Today it is rare to find someone who has not been touched by cancer in some way.
Cancer can be an isolating, frighting experience. For people with cancer, and those with a history of cancer, massage therapy can be profoundly beneficial.
While massage can NOT cure cancer, massage is commonly used to help people to feel better, to alleviate some of the symptoms of cancer, and to reduce the side effects of treatment.
Treatments are given in a warm and relaxed environment. Each person is assessed individually, and the massage is adjusted to meet the needs of their clinical presentation. For example, one use for massage is to prepare the body mentally and physically for up-coming treatment of chemotherapy or radiation. Flexible treatments allow for full length or shorter sessions, and are modified to be as nurturing as possible. Tumor and/or radiation sites are never massaged, as they are too sensitive.
Shiatsu massage has its own unique understanding of the body and balance, springing from Traditional Chinese Medicine (TMC). TMC is based on acupuncture principals, of energetic pathways that flow through organs inside the body. Using this as a base I also draw from other techniques and massage therapy modalities as required.

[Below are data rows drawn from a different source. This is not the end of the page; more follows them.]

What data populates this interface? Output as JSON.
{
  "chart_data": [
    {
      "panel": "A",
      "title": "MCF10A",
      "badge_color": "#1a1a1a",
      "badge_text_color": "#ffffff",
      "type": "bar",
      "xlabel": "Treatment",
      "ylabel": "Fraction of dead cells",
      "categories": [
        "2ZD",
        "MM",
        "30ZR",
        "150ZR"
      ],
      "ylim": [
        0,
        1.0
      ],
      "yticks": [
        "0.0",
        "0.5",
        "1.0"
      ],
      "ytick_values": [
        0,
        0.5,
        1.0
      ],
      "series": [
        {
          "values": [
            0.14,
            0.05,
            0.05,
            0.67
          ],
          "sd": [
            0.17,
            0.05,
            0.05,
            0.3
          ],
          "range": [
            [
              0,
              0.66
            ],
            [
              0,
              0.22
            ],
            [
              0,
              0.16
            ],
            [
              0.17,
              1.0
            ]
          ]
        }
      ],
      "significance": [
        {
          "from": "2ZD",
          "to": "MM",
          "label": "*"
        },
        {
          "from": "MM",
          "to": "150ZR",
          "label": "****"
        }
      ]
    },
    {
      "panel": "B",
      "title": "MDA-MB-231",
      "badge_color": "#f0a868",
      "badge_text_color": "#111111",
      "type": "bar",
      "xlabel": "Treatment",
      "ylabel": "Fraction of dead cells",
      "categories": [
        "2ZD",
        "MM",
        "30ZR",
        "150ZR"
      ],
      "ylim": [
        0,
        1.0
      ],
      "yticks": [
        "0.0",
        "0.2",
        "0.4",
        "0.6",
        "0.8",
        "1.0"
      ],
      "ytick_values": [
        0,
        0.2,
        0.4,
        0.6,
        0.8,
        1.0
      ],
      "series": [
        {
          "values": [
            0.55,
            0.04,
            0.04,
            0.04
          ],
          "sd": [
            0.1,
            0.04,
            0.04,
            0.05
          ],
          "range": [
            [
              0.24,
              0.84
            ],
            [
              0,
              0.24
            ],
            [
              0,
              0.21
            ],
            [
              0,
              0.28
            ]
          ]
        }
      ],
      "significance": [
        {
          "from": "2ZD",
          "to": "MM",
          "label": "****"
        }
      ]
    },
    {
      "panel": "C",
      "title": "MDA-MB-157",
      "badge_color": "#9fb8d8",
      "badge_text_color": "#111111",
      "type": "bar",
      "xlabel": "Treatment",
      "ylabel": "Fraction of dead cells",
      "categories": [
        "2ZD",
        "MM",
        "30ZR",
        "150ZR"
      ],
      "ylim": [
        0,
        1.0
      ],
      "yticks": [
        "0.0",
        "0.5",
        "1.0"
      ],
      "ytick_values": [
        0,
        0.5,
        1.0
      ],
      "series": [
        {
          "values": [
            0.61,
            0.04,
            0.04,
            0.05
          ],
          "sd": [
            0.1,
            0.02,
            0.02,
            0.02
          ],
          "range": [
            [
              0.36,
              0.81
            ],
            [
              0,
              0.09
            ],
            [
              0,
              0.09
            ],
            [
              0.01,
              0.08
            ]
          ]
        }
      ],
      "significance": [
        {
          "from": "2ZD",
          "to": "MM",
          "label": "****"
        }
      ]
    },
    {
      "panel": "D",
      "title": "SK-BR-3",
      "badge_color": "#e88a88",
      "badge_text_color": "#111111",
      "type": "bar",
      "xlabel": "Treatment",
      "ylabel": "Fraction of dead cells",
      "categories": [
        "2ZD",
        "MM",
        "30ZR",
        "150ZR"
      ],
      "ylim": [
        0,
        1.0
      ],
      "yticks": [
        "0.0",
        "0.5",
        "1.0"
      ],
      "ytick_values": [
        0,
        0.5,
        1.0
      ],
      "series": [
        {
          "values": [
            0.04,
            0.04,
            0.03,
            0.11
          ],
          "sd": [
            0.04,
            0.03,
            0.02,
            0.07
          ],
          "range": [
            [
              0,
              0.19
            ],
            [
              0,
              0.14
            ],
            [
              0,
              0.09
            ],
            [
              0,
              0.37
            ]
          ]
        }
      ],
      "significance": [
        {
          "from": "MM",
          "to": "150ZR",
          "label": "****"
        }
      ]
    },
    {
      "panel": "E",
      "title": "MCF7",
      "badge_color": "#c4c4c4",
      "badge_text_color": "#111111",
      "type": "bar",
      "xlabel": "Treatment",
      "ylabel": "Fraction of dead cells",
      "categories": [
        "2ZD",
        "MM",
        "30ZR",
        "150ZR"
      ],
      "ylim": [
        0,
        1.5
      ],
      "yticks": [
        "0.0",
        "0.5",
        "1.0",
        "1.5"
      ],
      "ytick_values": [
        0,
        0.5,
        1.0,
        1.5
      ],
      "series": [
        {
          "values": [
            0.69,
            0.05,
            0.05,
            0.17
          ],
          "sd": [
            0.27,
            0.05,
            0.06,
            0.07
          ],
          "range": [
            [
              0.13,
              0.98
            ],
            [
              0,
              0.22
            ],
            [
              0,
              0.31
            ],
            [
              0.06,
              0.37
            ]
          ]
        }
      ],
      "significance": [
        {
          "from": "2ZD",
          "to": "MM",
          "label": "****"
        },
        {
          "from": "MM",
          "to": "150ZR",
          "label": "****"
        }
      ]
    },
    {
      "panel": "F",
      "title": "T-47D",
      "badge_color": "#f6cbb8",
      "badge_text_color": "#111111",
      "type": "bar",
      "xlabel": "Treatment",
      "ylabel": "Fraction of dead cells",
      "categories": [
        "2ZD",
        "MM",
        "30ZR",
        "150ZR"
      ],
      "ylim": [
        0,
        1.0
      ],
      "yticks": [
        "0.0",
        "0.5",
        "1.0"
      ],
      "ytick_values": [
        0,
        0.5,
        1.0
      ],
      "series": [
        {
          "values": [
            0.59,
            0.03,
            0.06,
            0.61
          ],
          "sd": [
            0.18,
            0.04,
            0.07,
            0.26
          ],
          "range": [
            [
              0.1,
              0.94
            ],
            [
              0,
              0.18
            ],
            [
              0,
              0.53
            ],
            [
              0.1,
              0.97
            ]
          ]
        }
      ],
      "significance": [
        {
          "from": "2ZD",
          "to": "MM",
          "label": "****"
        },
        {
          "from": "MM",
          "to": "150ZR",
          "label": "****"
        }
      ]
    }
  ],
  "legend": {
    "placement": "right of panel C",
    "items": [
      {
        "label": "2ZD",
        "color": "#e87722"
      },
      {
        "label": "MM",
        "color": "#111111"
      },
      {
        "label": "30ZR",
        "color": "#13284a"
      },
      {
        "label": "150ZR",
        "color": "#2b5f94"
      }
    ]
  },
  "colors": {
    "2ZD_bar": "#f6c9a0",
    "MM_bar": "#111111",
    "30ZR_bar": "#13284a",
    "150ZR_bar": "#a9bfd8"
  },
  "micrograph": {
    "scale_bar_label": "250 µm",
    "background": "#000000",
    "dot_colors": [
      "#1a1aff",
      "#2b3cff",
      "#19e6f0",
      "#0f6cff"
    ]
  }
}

A large American study (1) published in 2004 looked at the effects of massage therapy on almost 1300 cancer patients over a three year period. People in hospital had a 20-minute massage, and people treated as outpatients had a 60-minute session. The study found that overall, massage therapy reduced pain, nausea, fatigue, anxiety and depression. The benefits lasted longer in the patients who had the 60-minute session.
In the perspective of Traditional Chinese Medicine (TMC), cancer is a systemic disease associated with a weakened state of the whole body, and is not a localized disease of cells or organs. The goal in the treatment of cancer is to improve the whole body’s condition, rather than only removing the tumor or cancerous cells. Therefore, individual therapy is necessary to assess the patient’s condition and symptoms, which are thought of as stagnation of blood and/or Qi (vital energy). This means that we are working to boost the immune system and bring the body into balance.
With therapeutic massage, TCM and Western medicine can work hand-in-hand, integrating both therapies, and creating holistic synergies. Clinical research has shown that this combined approach is more effective than using either Western or Chinese therapies exclusively.